Investigation of protein/DNA binding, and in vitro cytotoxicity of novel Cu(II) and Zn(II)-dipyrazinyl pyridine complexes

Two new transition metal complexes of a dipyrazinylpyridine (dppy) ligand 3,4-diethoxyphenyl-2,6-di(pyrazine-2-yl)pyridine L, {[CuL2]Cl-2 (1) and [ZnL2]Cl-2 (2)}, have been synthesized and characterized using NMR (for L and 2), UV-vis spectroscopy, ESR (for 1), HRMS, elemental analysis and DFT study.
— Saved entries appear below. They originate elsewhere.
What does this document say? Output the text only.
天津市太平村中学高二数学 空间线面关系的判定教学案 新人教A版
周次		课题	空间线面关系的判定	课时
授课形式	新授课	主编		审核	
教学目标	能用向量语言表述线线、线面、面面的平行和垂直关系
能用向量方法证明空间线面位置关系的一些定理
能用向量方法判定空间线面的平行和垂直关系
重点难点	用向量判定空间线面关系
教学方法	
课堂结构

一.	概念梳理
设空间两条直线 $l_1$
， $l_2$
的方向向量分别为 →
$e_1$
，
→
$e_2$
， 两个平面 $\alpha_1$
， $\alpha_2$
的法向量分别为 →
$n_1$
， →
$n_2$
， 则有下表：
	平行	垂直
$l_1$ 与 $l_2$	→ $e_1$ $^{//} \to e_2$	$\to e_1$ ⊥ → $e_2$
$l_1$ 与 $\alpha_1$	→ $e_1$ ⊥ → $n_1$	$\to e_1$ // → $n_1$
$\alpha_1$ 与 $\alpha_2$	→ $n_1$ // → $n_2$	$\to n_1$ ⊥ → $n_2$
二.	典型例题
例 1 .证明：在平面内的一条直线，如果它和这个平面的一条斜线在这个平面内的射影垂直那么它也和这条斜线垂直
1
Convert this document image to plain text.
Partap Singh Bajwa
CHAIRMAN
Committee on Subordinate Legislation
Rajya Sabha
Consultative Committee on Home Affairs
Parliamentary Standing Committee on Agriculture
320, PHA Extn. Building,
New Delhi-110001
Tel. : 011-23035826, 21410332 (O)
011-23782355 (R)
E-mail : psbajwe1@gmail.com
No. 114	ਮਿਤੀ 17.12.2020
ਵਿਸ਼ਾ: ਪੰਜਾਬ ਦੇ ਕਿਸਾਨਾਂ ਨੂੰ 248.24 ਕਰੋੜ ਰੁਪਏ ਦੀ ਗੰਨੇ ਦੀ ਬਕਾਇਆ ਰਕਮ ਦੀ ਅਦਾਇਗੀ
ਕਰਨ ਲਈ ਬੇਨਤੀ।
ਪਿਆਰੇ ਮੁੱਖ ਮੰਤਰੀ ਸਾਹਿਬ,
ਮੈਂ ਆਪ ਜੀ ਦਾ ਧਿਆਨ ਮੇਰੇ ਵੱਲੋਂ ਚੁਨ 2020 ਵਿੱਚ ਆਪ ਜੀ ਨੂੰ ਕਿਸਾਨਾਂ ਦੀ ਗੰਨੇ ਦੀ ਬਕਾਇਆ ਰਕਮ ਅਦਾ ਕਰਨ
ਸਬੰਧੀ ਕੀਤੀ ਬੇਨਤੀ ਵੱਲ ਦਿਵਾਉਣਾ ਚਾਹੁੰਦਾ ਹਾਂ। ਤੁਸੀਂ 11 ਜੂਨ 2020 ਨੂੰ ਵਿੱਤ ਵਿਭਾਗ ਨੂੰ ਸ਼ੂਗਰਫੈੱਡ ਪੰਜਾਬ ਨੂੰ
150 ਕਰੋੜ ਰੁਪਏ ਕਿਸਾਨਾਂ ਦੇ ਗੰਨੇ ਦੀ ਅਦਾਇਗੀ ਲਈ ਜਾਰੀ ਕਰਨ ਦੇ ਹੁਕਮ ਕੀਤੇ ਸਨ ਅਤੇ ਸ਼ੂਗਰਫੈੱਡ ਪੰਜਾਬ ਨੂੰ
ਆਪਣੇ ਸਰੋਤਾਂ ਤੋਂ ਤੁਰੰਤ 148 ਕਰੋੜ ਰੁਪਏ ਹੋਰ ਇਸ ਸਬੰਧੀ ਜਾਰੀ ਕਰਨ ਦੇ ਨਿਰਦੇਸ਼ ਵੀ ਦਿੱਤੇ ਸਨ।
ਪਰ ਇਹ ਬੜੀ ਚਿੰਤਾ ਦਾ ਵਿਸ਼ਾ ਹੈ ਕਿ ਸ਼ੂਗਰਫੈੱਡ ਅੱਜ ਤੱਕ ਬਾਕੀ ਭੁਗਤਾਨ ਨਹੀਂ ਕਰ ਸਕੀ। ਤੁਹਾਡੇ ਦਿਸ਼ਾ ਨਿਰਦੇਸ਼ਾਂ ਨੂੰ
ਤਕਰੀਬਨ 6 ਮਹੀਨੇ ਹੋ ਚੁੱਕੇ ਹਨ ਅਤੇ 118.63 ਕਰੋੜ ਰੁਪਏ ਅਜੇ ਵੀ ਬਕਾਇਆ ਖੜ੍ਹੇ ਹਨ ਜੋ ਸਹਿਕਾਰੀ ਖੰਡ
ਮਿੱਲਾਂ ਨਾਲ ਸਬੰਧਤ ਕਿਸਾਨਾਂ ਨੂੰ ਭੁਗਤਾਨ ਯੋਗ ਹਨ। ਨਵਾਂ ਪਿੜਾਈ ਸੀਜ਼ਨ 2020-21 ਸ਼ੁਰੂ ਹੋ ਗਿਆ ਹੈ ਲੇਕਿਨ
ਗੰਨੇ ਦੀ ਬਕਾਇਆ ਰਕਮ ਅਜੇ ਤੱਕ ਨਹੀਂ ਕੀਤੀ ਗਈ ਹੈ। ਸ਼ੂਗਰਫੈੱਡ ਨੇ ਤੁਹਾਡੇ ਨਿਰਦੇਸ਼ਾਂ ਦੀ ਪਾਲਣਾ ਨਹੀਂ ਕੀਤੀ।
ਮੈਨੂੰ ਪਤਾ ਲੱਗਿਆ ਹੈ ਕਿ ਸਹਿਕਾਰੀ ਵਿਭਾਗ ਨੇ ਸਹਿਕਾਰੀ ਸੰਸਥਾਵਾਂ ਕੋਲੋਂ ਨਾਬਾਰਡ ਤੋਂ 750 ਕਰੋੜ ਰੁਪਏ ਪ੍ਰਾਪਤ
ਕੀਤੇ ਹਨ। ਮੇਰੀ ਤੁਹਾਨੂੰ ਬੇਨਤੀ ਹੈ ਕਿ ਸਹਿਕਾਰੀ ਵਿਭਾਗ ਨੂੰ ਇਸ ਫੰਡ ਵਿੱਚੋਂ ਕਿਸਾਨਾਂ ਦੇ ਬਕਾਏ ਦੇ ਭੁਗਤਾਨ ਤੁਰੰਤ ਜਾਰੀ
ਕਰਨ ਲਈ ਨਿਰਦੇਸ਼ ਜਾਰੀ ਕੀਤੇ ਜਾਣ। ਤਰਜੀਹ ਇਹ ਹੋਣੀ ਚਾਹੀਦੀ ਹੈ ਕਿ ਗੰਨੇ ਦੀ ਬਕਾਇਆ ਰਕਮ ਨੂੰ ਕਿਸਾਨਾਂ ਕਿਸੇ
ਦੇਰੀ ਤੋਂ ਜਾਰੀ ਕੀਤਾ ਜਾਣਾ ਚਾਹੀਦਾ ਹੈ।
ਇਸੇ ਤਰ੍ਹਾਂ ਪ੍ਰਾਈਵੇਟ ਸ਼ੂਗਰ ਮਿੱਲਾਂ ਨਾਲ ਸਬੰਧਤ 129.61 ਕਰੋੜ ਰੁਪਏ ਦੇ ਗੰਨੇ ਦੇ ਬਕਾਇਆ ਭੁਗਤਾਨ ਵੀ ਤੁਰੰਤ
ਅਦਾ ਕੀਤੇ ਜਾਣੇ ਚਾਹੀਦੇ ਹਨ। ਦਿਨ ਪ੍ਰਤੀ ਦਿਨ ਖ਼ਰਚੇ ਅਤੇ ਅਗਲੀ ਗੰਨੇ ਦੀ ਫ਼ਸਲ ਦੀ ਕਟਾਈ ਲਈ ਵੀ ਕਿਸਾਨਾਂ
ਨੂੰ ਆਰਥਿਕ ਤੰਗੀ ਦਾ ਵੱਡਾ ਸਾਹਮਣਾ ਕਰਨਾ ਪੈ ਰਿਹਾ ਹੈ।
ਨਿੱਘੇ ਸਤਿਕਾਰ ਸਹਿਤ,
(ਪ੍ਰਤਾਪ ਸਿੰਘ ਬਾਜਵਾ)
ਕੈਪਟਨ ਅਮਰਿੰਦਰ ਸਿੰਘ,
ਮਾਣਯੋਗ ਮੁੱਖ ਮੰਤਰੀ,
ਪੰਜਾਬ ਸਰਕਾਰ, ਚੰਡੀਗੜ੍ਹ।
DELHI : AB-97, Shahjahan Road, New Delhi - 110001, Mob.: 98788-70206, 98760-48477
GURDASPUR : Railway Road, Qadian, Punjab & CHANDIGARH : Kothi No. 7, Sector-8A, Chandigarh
Upon interaction with bovine serum albumin (BSA), complexes 1 and 2 demonstrated varying binding capabilities, with 1 displaying superior binding (binding constant 4.5 x 10(4) M-1) towards BSA than 2 (binding constant 1.2 x 10(4) M-1). Similarly, with calf-thymus DNA (ct-DNA), 1 showed better binding affinity (1.1 x 10(6) M-1) than 2 (8.5 x 10(5) M-1) as observed from UV-visible spectroscopy. The mechanism that leads to the quenching of BSA fluorescence by 1 and 2 is attributed to static quenching. The complexes demonstrated an intercalative binding mode with ct-DNA, and molecular docking has been employed to elucidate the biomolecular interactions with the complexes. Circular dichroism spectra have been utilized to confirm the binding and assessment of the interactions with the biomolecules. Furthermore, studies of the anticancer potentials of 1-2 were evaluated using the Dalton's lymphoma (DL) cancer cell line. Following 48 hours of treatment, the IC50 values for 1 and 2 were identified as 24 mu M and 28 mu M, respectively, indicating their potency in inhibiting cancer cell growth.